Builds and repairs affordable homes alongside families working toward stable, long-term homeownership.
Funds cancer research, patient support programs, and prevention education nationwide.
A conventional sale in Downey is a project: repairs, staging, a listing agent, inspections, and a closing that can slip by weeks. For an inherited or vacant property, the carrying costs stack up the entire time.
A charitable donation collapses that timeline. The receiving charity handles title work and accepts the property as-is, so there is nothing to fix and nothing to show.
A transparent, four-step process ensures a smooth transition from property to philanthropy. (The exact process may differ between organizations, these are the general phases)
Your charity will conduct a preliminary assessment of your property's market value and suitability for donation.
Their experts handle title searches, environmental checks, and prepare all necessary transfer paperwork.
The property is officially transferred to the charity. You receive IRS Form 8283 for tax deduction purposes.

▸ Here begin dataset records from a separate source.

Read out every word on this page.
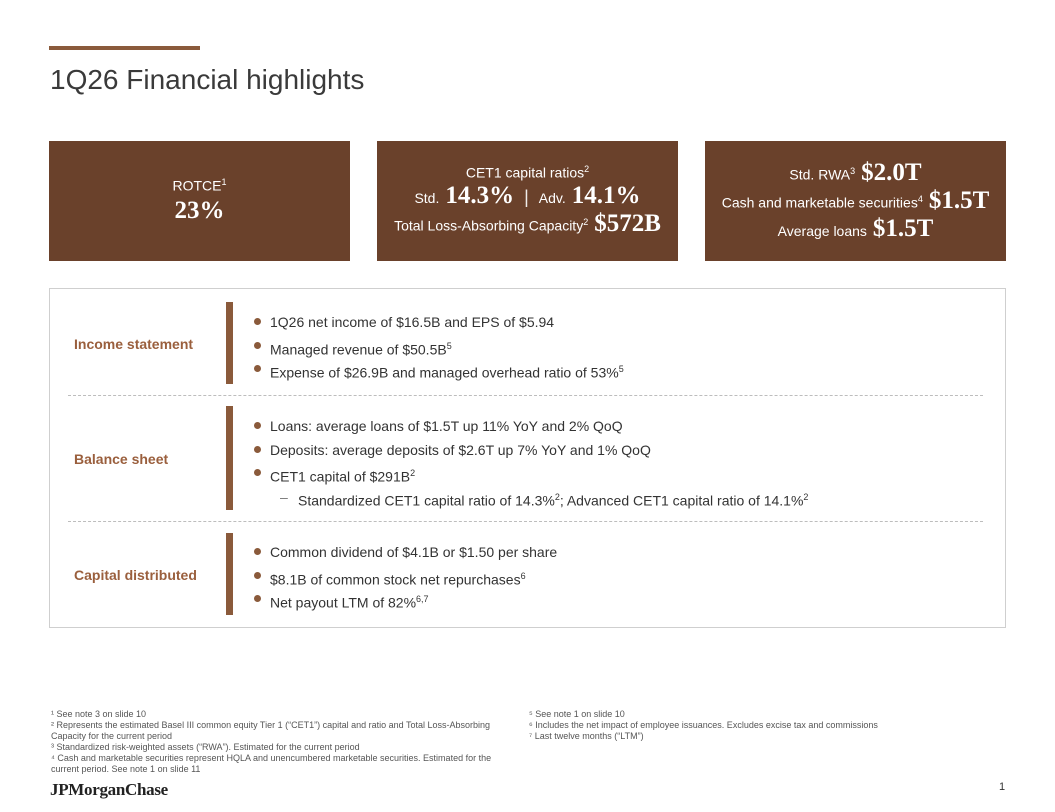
1Q26 Financial highlights
ROTCE$^1$
23%
CET1 capital ratios$^2$
Std. 14.3% | Adv. 14.1%
Total Loss-Absorbing Capacity$^2$ $572B
Std. RWA$^3$ $2.0T
Cash and marketable securities$^4$ $1.5T
Average loans $1.5T
Income statement
1Q26 net income of $16.5B and EPS of $5.94
Managed revenue of $\$50.5B^5$
Expense of $26.9B and managed overhead ratio of 53%$^5$
Balance sheet
Loans: average loans of $1.5T up 11% YoY and 2% QoQ
Deposits: average deposits of $2.6T up 7% YoY and 1% QoQ
CET1 capital of $\$291B^2$
– Standardized CET1 capital ratio of 14.3%$^2$; Advanced CET1 capital ratio of 14.1%$^2$
Capital distributed
Common dividend of $4.1B or $1.50 per share
$8.1B of common stock net repurchases$^6$
Net payout LTM of 82%$^{6,7}$
¹ See note 3 on slide 10
² Represents the estimated Basel III common equity Tier 1 (“CET1”) capital and ratio and Total Loss-Absorbing Capacity for the current period
³ Standardized risk-weighted assets (“RWA”). Estimated for the current period
⁴ Cash and marketable securities represent HQLA and unencumbered marketable securities. Estimated for the current period. See note 1 on slide 11
⁵ See note 1 on slide 10
⁶ Includes the net impact of employee issuances. Excludes excise tax and commissions
⁷ Last twelve months (“LTM”)
JPMorganChase	1
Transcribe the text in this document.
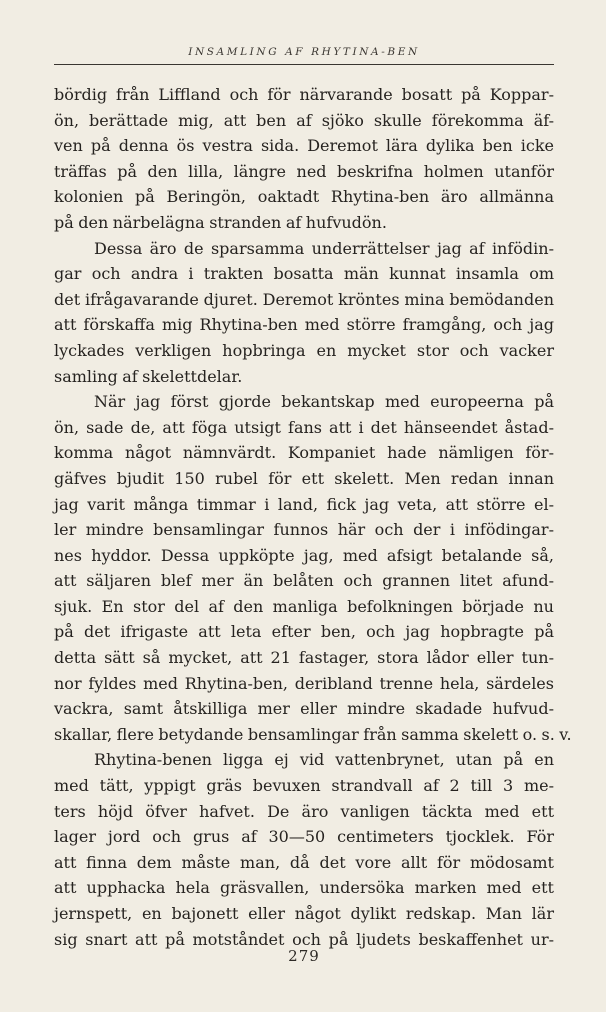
INSAMLING AF RHYTINA-BEN
bördig från Liffland och för närvarande bosatt på Koppar-
ön, berättade mig, att ben af sjöko skulle förekomma äf-
ven på denna ös vestra sida. Deremot lära dylika ben icke
träffas på den lilla, längre ned beskrifna holmen utanför
kolonien på Beringön, oaktadt Rhytina-ben äro allmänna
på den närbelägna stranden af hufvudön.
Dessa äro de sparsamma underrättelser jag af infödin-
gar och andra i trakten bosatta män kunnat insamla om
det ifrågavarande djuret. Deremot kröntes mina bemödanden
att förskaffa mig Rhytina-ben med större framgång, och jag
lyckades verkligen hopbringa en mycket stor och vacker
samling af skelettdelar.
När jag först gjorde bekantskap med europeerna på
ön, sade de, att föga utsigt fans att i det hänseendet åstad-
komma något nämnvärdt. Kompaniet hade nämligen för-
gäfves bjudit 150 rubel för ett skelett. Men redan innan
jag varit många timmar i land, fick jag veta, att större el-
ler mindre bensamlingar funnos här och der i infödingar-
nes hyddor. Dessa uppköpte jag, med afsigt betalande så,
att säljaren blef mer än belåten och grannen litet afund-
sjuk. En stor del af den manliga befolkningen började nu
på det ifrigaste att leta efter ben, och jag hopbragte på
detta sätt så mycket, att 21 fastager, stora lådor eller tun-
nor fyldes med Rhytina-ben, deribland trenne hela, särdeles
vackra, samt åtskilliga mer eller mindre skadade hufvud-
skallar, flere betydande bensamlingar från samma skelett o. s. v.
Rhytina-benen ligga ej vid vattenbrynet, utan på en
med tätt, yppigt gräs bevuxen strandvall af 2 till 3 me-
ters höjd öfver hafvet. De äro vanligen täckta med ett
lager jord och grus af 30—50 centimeters tjocklek. För
att finna dem måste man, då det vore allt för mödosamt
att upphacka hela gräsvallen, undersöka marken med ett
jernspett, en bajonett eller något dylikt redskap. Man lär
sig snart att på motståndet och på ljudets beskaffenhet ur-
279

The property is sold and proceeds are distributed to your chosen charity to fund their mission.
Donors who itemize can generally deduct the fair market value of Downey real estate held longer than a year, up to 30% of adjusted gross income, with a five-year carryforward for any excess.
A qualified appraisal and IRS Form 8283 substantiate the deduction. This is general information, not tax advice — confirm the specifics with your own advisor.
Straight answers on donating real estate, the tax treatment, and what to expect.
Yes. A gift of real property to a qualified 501(c)(3) is generally deductible at fair market value if you itemize and have held the property more than a year. A qualified appraisal and IRS Form 8283 document the deduction.
The deduction for real estate is generally capped at 30% of adjusted gross income in the year of the gift, but any excess carries forward for up to five additional years.
It depends on the organization. Some charities sell donated real estate and direct the proceeds to their programs; others may put a property to use directly. The receiving charity can explain its intended use before you complete the gift.
No. Charities that accept real estate routinely take properties that need repairs, including distressed or uninhabitable buildings. Condition is reflected in the appraised value rather than ruling a property out.
Largely, yes. A donation avoids the public listing and price history a sale creates. The deed transfer itself becomes a public record, as all property transfers do, but the gift draws far less attention than an open-market sale.
For high-value Downey properties the case is often stronger: the larger the unrealized gain, the more capital gains tax a donation avoids, and the larger the fair-market-value deduction.
Find vetted real-estate-accepting charities elsewhere in the country.